The study’s findings concerning the group of street cleaners (Table 11) are of interest. Street cleaners display the worst blood lipid levels but also the highest instances of family history and habitual smoking. The fact that street cleaners are engaged in purely manual work again supports the aforementioned hypothesis that manual workers who perform their jobs under unfavourable conditions do not benefit from physical exercise . Our findings regarding street cleaners show generally that individuals of a low socio-economic and educational level are probably at greater risk of coronary heart disease . Although these findings are worth noting, the small size of the sample of street cleaners does not allow further conclusions to be drawn. Further investigation of social groups engaged in difficult and unhygienic occupations is obviously required.
There appear to be no differences between blind people and the general population of the sample (Table 10). We assume that blind people do not differ from the general population because they live according to the desires and habits of their sighted carers.

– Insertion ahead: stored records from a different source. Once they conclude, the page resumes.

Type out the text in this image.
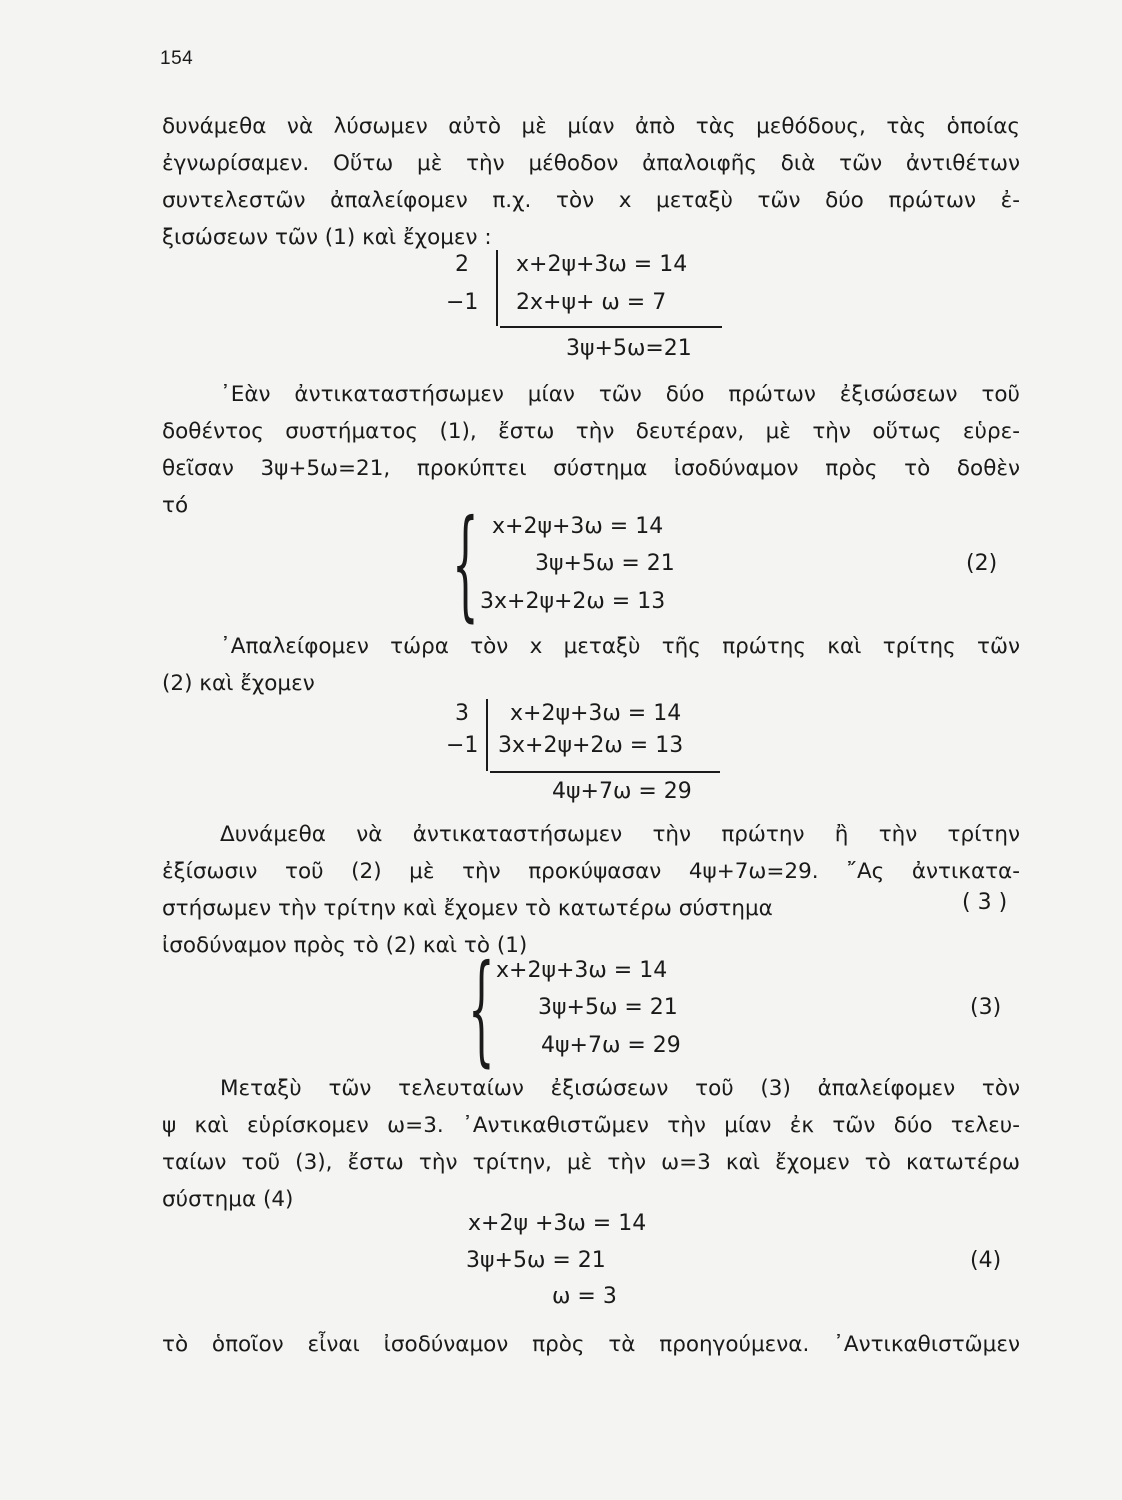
154
δυνάμεθα νὰ λύσωμεν αὐτὸ μὲ μίαν ἀπὸ τὰς μεθόδους, τὰς ὁποίας
ἐγνωρίσαμεν. Οὕτω μὲ τὴν μέθοδον ἀπαλοιφῆς διὰ τῶν ἀντιθέτων
συντελεστῶν ἀπαλείφομεν π.χ. τὸν x μεταξὺ τῶν δύο πρώτων ἐ-
ξισώσεων τῶν (1) καὶ ἔχομεν :
2
−1
x+2ψ+3ω = 14
2x+ψ+ ω = 7
3ψ+5ω=21
᾿Εὰν ἀντικαταστήσωμεν μίαν τῶν δύο πρώτων ἐξισώσεων τοῦ
δοθέντος συστήματος (1), ἔστω τὴν δευτέραν, μὲ τὴν οὕτως εὑρε-
θεῖσαν 3ψ+5ω=21, προκύπτει σύστημα ἰσοδύναμον πρὸς τὸ δοθὲν
τό	{ x+2ψ+3ω = 14
3ψ+5ω = 21
3x+2ψ+2ω = 13
(2)
᾿Απαλείφομεν τώρα τὸν x μεταξὺ τῆς πρώτης καὶ τρίτης τῶν
(2) καὶ ἔχομεν
3
−1
x+2ψ+3ω = 14
3x+2ψ+2ω = 13
4ψ+7ω = 29
Δυνάμεθα νὰ ἀντικαταστήσωμεν τὴν πρώτην ἢ τὴν τρίτην
ἐξίσωσιν τοῦ (2) μὲ τὴν προκύψασαν 4ψ+7ω=29. ῎Ας ἀντικατα-
στήσωμεν τὴν τρίτην καὶ ἔχομεν τὸ κατωτέρω σύστημα
ἰσοδύναμον πρὸς τὸ (2) καὶ τὸ (1)
( 3 )
{ x+2ψ+3ω = 14
3ψ+5ω = 21
4ψ+7ω = 29
(3)
Μεταξὺ τῶν τελευταίων ἐξισώσεων τοῦ (3) ἀπαλείφομεν τὸν
ψ καὶ εὑρίσκομεν ω=3. ᾿Αντικαθιστῶμεν τὴν μίαν ἐκ τῶν δύο τελευ-
ταίων τοῦ (3), ἔστω τὴν τρίτην, μὲ τὴν ω=3 καὶ ἔχομεν τὸ κατωτέρω
σύστημα (4)
x+2ψ +3ω = 14
3ψ+5ω = 21
ω = 3
(4)
τὸ ὁποῖον εἶναι ἰσοδύναμον πρὸς τὰ προηγούμενα. ᾿Αντικαθιστῶμεν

This research shows that the risk factors for coronary heart disease are increased in the study population. Preventive intervention should include tackling risk factors associated with coronary heart disease.
In groups of a low educational and socio-economic level, further investigation is proposed as they appear to display a higher proportion of risk factors.
As coronary heart disease is multifactorial, the role of the community nurse is multifaceted and the development of health education programmes essential.
The authors wish to thank the staff of the Hellenic Red Cross Training Health Centre in the Municipality of Kallithea, who helped collect the research material for this study.